WOMAN OF THE HOUR: İKİ UYUŞMAZ PARÇA
Bir katili anlamaya çalışan veya Woman of the Hour gibi anlatının temel bakış açılarından birini katile teslim eden yapımlara prensipte karşıyım; ancak Anna Kendrick’in yönetmenlik denemesi, bunun ötesinde daha büyük bir sorunla karşı karşıya. Film, bir yanda yetmişli yıllarda bekar kadınları acımasızca öldüren bir seri katilin kurbanlarını nasıl katlettiğini izletirken, diğer yanda daha fazla oyunculuk fırsatı yakalamak adına The Dating Game’e katılan ve burada bu katille eşleşen ana karakterin hikâyesini anlatıyor. İki hikaye arasında katilin dış dünyada nasıl algılandığına dair bir deneme girişimi olsa da bu kontrast yeterince belirgin değil. Film, olayın şok etkisine ve “herkes kana susamış bir sosyopat olabilir” gibi zayıf bir mesaja oynuyor, fakat bu motivasyonları anlatma noktasında yetersiz kalıyor. Sonuç olarak, boş yere katile fazla alan tanıyan ve sıradan bir gimmick’in altında ezilen bir yapımla karşı karşıyayız. Bütünlük ve bağlam eksikliği, bu tip kan donduran olayları takip etmekten keyif alanlar için filmi izlenip unutulacak sıradan bir vaka haline getirmiş. Kendrick’in yönetmenliği de kafa karıştırıcı; parçaları birleştiremeyen o mu, yoksa film kağıt üzerinde de mi böylesine kopuktu, emin olamıyorsunuz.
BLINK TWICE: FEMİNİZM GERÇEKTEN BU DEĞİL
Oyunculuktan yönetmenliğe geçiş yaparak ilk filmini çeken bir diğer isim de Zoë Kravitz. Blink Twice, gücünü iyi amaçlar için kullanmayan bir teknoloji devinin yaptığı sahte özürle niyetini belli ederek açılıyor. Gala gecesinde tanıştığı iki garsonu adacığına sığdırdığı ayrıcalıklı yaşamına davet ediyor ve birbirinden sıkıntılı arkadaşlarıyla alakasız bir grup kadının bir araya geldiği sıradışı tatil, zamanla karanlık yüzünü açığa çıkarıyor. Bu buram buram ayrıcalık ve para kokan ortamla, Hollywood’un #MeToo sonrası durumu ve üst sınıfın psikoterapi bağımlılığı üzerine mikro ölçekte gözlemler yapma niyetinde Kravitz.
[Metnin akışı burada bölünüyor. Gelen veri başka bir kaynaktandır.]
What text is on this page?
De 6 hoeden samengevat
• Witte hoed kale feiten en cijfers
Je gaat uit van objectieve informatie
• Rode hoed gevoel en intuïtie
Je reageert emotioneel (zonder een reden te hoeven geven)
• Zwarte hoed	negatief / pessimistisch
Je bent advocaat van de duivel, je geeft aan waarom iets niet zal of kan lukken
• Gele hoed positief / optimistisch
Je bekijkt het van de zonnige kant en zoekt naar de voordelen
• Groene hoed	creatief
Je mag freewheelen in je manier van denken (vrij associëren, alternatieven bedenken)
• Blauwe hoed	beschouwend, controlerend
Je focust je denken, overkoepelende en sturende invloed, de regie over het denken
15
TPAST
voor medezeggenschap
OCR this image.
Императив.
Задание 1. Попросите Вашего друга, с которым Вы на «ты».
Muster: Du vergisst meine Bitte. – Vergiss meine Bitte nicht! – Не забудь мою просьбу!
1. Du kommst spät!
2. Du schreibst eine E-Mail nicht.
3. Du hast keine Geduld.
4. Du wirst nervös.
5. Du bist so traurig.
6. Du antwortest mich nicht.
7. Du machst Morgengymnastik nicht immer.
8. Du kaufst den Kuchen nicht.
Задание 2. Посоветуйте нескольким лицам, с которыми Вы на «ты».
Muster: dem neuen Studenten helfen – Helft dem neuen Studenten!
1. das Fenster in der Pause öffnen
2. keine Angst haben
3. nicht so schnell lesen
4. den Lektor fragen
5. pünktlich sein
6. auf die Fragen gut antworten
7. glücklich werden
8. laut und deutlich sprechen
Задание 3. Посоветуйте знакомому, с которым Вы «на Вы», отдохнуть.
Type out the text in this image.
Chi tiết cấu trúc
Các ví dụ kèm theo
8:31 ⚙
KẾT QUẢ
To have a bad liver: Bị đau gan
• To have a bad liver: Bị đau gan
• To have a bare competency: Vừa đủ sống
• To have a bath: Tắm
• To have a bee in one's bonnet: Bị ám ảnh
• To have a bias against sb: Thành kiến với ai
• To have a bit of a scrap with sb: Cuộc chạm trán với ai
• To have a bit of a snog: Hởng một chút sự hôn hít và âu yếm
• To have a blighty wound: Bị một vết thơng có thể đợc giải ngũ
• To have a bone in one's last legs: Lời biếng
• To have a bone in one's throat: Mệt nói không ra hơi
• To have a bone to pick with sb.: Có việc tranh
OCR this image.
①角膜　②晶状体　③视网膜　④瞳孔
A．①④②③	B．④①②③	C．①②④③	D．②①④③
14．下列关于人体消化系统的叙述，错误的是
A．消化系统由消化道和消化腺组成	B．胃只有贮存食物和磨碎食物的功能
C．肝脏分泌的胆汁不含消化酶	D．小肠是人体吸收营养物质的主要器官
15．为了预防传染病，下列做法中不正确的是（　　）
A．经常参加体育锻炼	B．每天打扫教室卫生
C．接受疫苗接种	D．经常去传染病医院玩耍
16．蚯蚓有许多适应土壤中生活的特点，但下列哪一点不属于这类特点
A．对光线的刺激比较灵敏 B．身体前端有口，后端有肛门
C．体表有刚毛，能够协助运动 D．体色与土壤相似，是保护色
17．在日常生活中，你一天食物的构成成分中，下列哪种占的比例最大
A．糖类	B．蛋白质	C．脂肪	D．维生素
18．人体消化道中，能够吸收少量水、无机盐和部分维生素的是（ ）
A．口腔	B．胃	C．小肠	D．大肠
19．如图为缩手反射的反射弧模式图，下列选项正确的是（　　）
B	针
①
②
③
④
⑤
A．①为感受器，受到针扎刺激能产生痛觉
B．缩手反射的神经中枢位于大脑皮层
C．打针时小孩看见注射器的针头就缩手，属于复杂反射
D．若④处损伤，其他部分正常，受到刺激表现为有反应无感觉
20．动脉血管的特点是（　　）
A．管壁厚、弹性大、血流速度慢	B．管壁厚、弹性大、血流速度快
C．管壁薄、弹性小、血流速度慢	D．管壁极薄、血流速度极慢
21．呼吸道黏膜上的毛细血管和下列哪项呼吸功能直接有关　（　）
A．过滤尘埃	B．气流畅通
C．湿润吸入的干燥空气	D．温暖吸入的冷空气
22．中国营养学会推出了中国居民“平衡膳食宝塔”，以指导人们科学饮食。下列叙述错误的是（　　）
Ancak filmi, cinsel şiddeti merkezine aldığı andan itibaren giderek korkutucu bir noktaya evriliyor. Stilize yönetmenlik ve estetik kaygılar, özellikle rahatsız edici sahnelerde baskın hale geldiğinden, Blink Twice izleyicinin ağzında acı bir tat bırakıyor. Kravitz’in burada ne kadar bilinçli olduğu ise tartışmalı; eleştirdiği insanlar tarafından yetiştirilmiş, bu dünyanın içindeyken ona sırt çevirmeye çalışan bir ergenin isyanını anımsatıyor film bütünüyle. Bu yaklaşım yüzünden de esas meselelerinden epey uzaklaşmış. Finalde, tecavüzcüsünü “ehlileştirip” o hayatın içinde kalmayı kabullenen ve yaşadıklarını bir bedel ödetmek yerine avantaja çeviren ana karakterin derinlikten yoksun girlboss portresi de içler acısı.
Mert
26 Ekim 2024 at 15:12
Merhaba, alakasız ama filmde diyalog olmaması senaryo da mı yok demektir? Diyalogsuz bir film senaryo ödülü alabilir mi?
Umur Çağın Taş
26 Ekim 2024 at 20:11
Tabii ki de senaryosu yok demek değildir ama bu tip yapımların senaryo ödülü alması tahmin edersiniz ki biraz zor oluyor.